I received my degree last year. It was not what I hoped I would get but I will leave it at that.
I did, however begin my job at a large science journal publishers, which was brilliant. I moved to Cambridge, which I loved, I started the training which I loved, made friends at the company and genuinely enjoyed going to work.
Seven or so months in and they decided not to renew my contract to a permanent one and said I should maybe reconsider my career pathway. While I respect their right and decision on my contract with them, I disagree wholeheartedly with the latter sentiment. I even said so at the time.
I loved my job. And despite what they said and what it all implies, I was *good* at my job. I needed some adjustment time, I admit that and it was longer than most (not all, I point out). However, they knew that when they hired me. I have some medical concerns that mean I sometimes will need extra time.
Anyway. This post isn’t about bitterness. It’s about what it did for me. It did give me 8 month intensive experiece or proofing, editing, peer review, team work, targets, multi-tasking, dealing with high stress customers, solving problems with said clients when there were language barriers etc etc. I came out of this with a whole lot more than I went in.
And not just that. Most importantly, they gave me the grit and determination to know that working in STM/academic/research publishing is what I want. It is my end goal and that is good as it gives m something to aim for. Maybe it’ll take me a little while to get my foot through another company door but I know that is what I want. I will keep finding opportunities to increase my skill set. So although it was not the ideal situation, I am trying to remain positive.

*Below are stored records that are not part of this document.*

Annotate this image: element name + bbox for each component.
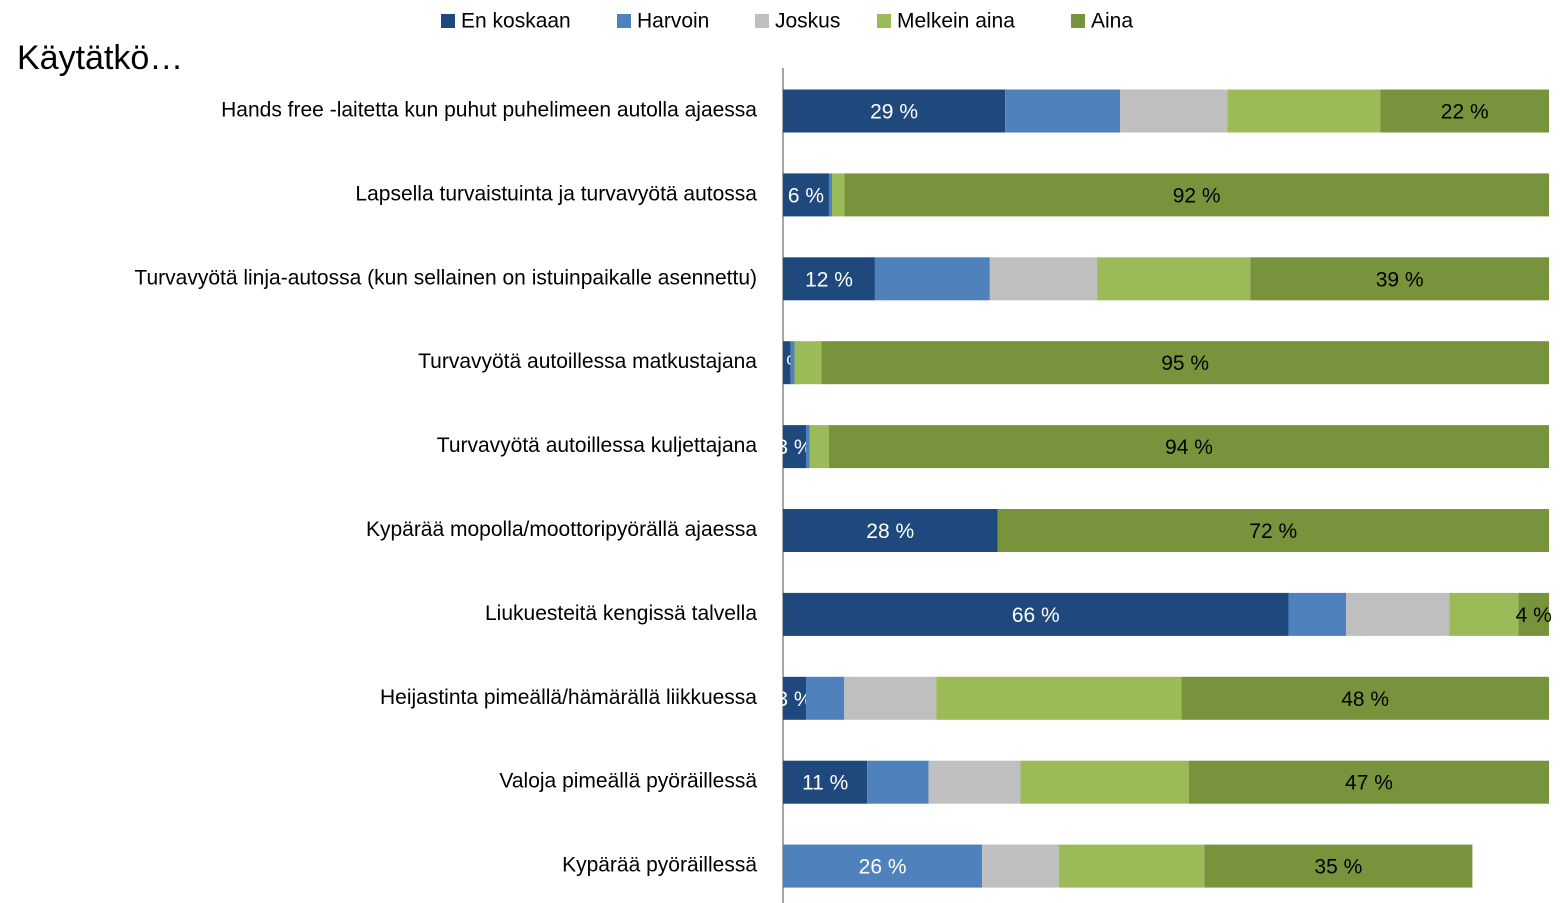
y-tick-label: Kypärää mopolla/moottoripyörällä ajaessa bbox=[366, 518, 757, 541]
bar-segment bbox=[989, 257, 1098, 301]
bar-segment bbox=[783, 592, 1289, 636]
bar-segment bbox=[783, 509, 998, 552]
legend-swatch bbox=[877, 14, 891, 28]
bar-segment bbox=[783, 425, 806, 469]
bar-segment bbox=[821, 341, 1549, 385]
bar-segment bbox=[1250, 257, 1549, 301]
legend-label: Harvoin bbox=[637, 10, 709, 33]
data-label: 35 % bbox=[1314, 856, 1362, 879]
bar-segment bbox=[1058, 844, 1205, 888]
data-label: 94 % bbox=[1165, 436, 1213, 459]
bar-segment bbox=[783, 173, 829, 217]
data-label: 28 % bbox=[866, 520, 914, 543]
bar-segment bbox=[783, 844, 983, 888]
bar-segment bbox=[1288, 592, 1347, 636]
bar-segment bbox=[867, 760, 929, 804]
bar-segment bbox=[928, 760, 1021, 804]
legend-swatch bbox=[617, 14, 631, 28]
chart-title: Käytätkö… bbox=[17, 39, 183, 77]
bar-segment bbox=[832, 173, 845, 217]
data-label: 29 % bbox=[870, 101, 918, 124]
legend-swatch bbox=[755, 14, 769, 28]
bar-segment bbox=[1449, 592, 1519, 636]
bar-segment bbox=[936, 676, 1182, 720]
data-label: 48 % bbox=[1341, 688, 1389, 711]
data-label: 66 % bbox=[1012, 604, 1060, 627]
bar-segment bbox=[1204, 844, 1473, 888]
bar-segment bbox=[783, 89, 1006, 133]
bar-segment bbox=[828, 425, 1549, 469]
bar-segment bbox=[1181, 676, 1549, 720]
legend-label: En koskaan bbox=[461, 10, 571, 33]
data-label: 6 % bbox=[788, 184, 824, 207]
y-tick-label: Turvavyötä linja-autossa (kun sellainen … bbox=[134, 266, 757, 289]
bar-segment bbox=[828, 173, 833, 217]
legend-label: Joskus bbox=[775, 10, 840, 33]
data-label: 3 % bbox=[776, 688, 812, 711]
y-tick-label: Liukuesteitä kengissä talvella bbox=[485, 602, 757, 625]
bar-segment bbox=[997, 509, 1549, 552]
bar-segment bbox=[1188, 760, 1549, 804]
data-label: 12 % bbox=[805, 268, 853, 291]
legend-swatch bbox=[441, 14, 455, 28]
bar-segment bbox=[783, 341, 791, 385]
bar-segment bbox=[982, 844, 1059, 888]
bar-segment bbox=[809, 425, 829, 469]
bar-segment bbox=[783, 760, 868, 804]
y-tick-label: Lapsella turvaistuinta ja turvavyötä aut… bbox=[355, 182, 757, 205]
bar-segment bbox=[874, 257, 990, 301]
bar-segment bbox=[1518, 592, 1549, 636]
data-label: 95 % bbox=[1161, 352, 1209, 375]
legend-label: Aina bbox=[1091, 10, 1133, 33]
bar-segment bbox=[783, 676, 806, 720]
bar-segment bbox=[1380, 89, 1549, 133]
bar-segment bbox=[1097, 257, 1251, 301]
bar-segment bbox=[790, 341, 795, 385]
data-label: 3 % bbox=[776, 436, 812, 459]
bar-segment bbox=[805, 425, 810, 469]
bar-segment bbox=[805, 676, 845, 720]
data-label: 39 % bbox=[1376, 268, 1424, 291]
y-tick-label: Valoja pimeällä pyöräillessä bbox=[499, 770, 757, 793]
data-label: 22 % bbox=[1441, 101, 1489, 124]
y-tick-label: Heijastinta pimeällä/hämärällä liikkuess… bbox=[380, 686, 757, 709]
bar-segment bbox=[1227, 89, 1381, 133]
bar-segment bbox=[844, 676, 937, 720]
data-label: 47 % bbox=[1345, 772, 1393, 795]
legend-label: Melkein aina bbox=[897, 10, 1015, 33]
bar-segment bbox=[1346, 592, 1450, 636]
bar-segment bbox=[783, 257, 875, 301]
bar-segment bbox=[1120, 89, 1228, 133]
y-tick-label: Turvavyötä autoillessa kuljettajana bbox=[437, 434, 758, 457]
data-label: 26 % bbox=[859, 856, 907, 879]
data-label: 92 % bbox=[1173, 184, 1221, 207]
bar-segment bbox=[1020, 760, 1189, 804]
data-label: 72 % bbox=[1249, 520, 1297, 543]
bar-segment bbox=[794, 341, 822, 385]
legend-swatch bbox=[1071, 14, 1085, 28]
y-tick-label: Hands free -laitetta kun puhut puhelimee… bbox=[221, 99, 757, 122]
data-label: 11 % bbox=[802, 772, 848, 795]
bar-segment bbox=[1005, 89, 1121, 133]
y-tick-label: Turvavyötä autoillessa matkustajana bbox=[418, 350, 757, 373]
bar-segment bbox=[844, 173, 1549, 217]
y-tick-label: Kypärää pyöräillessä bbox=[562, 854, 757, 877]
data-label: 4 % bbox=[1516, 604, 1552, 627]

I a obviously working in the meantime and have stayed in my new city as I have friends here and I settled in really well.
I think this is something very important for every young person in their early career (or career hunting). Deciding what you are aiming for, what you want, gives you the will and direction to look for the right experiences to enhance yourself (and your CV)

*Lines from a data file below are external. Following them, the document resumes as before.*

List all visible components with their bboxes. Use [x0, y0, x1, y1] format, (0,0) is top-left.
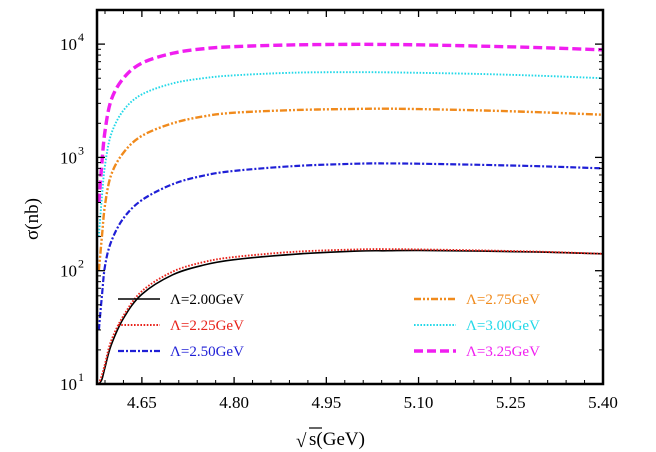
legend-label-4: Λ=2.75GeV [466, 292, 540, 308]
x-tick-label: 5.40 [588, 393, 618, 412]
series-layer [97, 42, 603, 384]
legend: Λ=2.00GeV Λ=2.25GeV Λ=2.50GeV Λ=2.75GeV Λ=3.… [118, 292, 540, 360]
plot-frame [95, 8, 605, 386]
x-axis-label-group: √ s(GeV) [296, 427, 365, 452]
legend-label-3: Λ=2.50GeV [170, 344, 244, 360]
y-axis-label: σ(nb) [22, 198, 43, 240]
y-tick-label-exponent: 4 [78, 30, 84, 44]
x-tick-label: 4.65 [127, 393, 157, 412]
y-tick-label-exponent: 1 [78, 370, 84, 384]
y-tick-label: 10 [60, 375, 77, 394]
series-line-5 [97, 71, 603, 237]
series-line-6 [97, 42, 603, 203]
legend-label-2: Λ=2.25GeV [170, 318, 244, 334]
x-tick-label: 5.10 [404, 393, 434, 412]
x-axis: 4.65 4.80 4.95 5.10 5.25 5.40 [104, 10, 618, 412]
y-tick-label: 10 [60, 262, 77, 281]
x-tick-label: 4.80 [219, 393, 249, 412]
y-tick-label-exponent: 2 [78, 257, 84, 271]
x-tick-label: 5.25 [496, 393, 526, 412]
series-line-4 [97, 107, 603, 271]
x-tick-label: 4.95 [311, 393, 341, 412]
legend-label-1: Λ=2.00GeV [170, 292, 244, 308]
y-tick-label: 10 [60, 35, 77, 54]
y-tick-label: 10 [60, 148, 77, 167]
legend-label-6: Λ=3.25GeV [466, 344, 540, 360]
series-line-3 [97, 162, 603, 331]
x-axis-label: s(GeV) [309, 429, 365, 450]
series-line-2 [97, 248, 603, 384]
x-axis-sqrt-symbol: √ [296, 431, 307, 452]
y-tick-label-exponent: 3 [78, 143, 84, 157]
legend-label-5: Λ=3.00GeV [466, 318, 540, 334]
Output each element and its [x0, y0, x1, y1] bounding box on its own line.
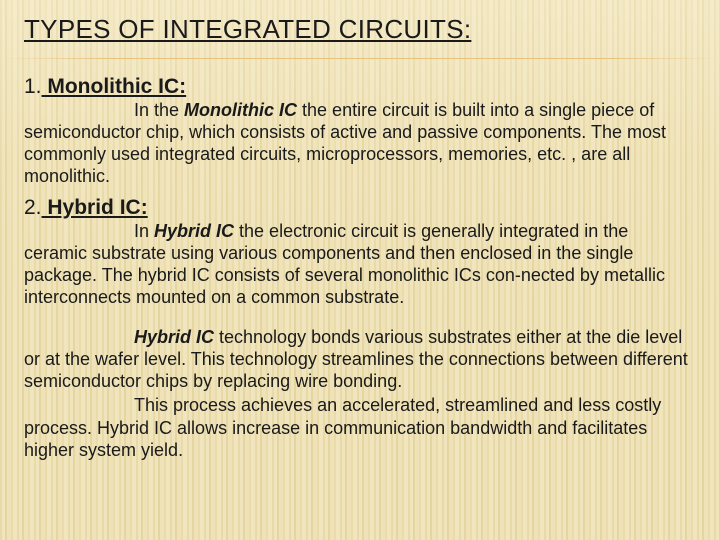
heading-1-text: Monolithic IC: — [42, 75, 187, 98]
heading-hybrid: 2. Hybrid IC: — [24, 196, 696, 220]
paragraph-monolithic: In the Monolithic IC the entire circuit … — [24, 99, 696, 188]
p2-rest: the electronic circuit is generally inte… — [24, 221, 665, 307]
page-title: TYPES OF INTEGRATED CIRCUITS: — [24, 14, 696, 45]
p2-lead: In — [134, 221, 154, 241]
p3-rest: technology bonds various substrates eith… — [24, 327, 688, 391]
paragraph-hybrid-3: This process achieves an accelerated, st… — [24, 394, 696, 460]
title-divider — [0, 58, 720, 59]
p4-text: This process achieves an accelerated, st… — [24, 395, 661, 459]
p1-lead: In the — [134, 100, 184, 120]
heading-1-number: 1. — [24, 75, 42, 98]
paragraph-hybrid-2: Hybrid IC technology bonds various subst… — [24, 326, 696, 392]
heading-monolithic: 1. Monolithic IC: — [24, 75, 696, 99]
heading-2-number: 2. — [24, 196, 42, 219]
paragraph-hybrid-1: In Hybrid IC the electronic circuit is g… — [24, 220, 696, 309]
p1-bold: Monolithic IC — [184, 100, 297, 120]
p1-rest: the entire circuit is built into a singl… — [24, 100, 666, 186]
p3-bold: Hybrid IC — [134, 327, 214, 347]
p2-bold: Hybrid IC — [154, 221, 234, 241]
heading-2-text: Hybrid IC: — [42, 196, 148, 219]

One final note: I have even signed up with a recruitment company that works specifically in finding their candidates work within publishing; you can even specify the types of publishing, locations etc. My contact there has given me other places to look for help and advice on graduates getting into publishing. Basically then, I think sometimes you need to not only be always looking for your passion but looking for places other than just the average job sites. To get where you want to in life, all help is good help!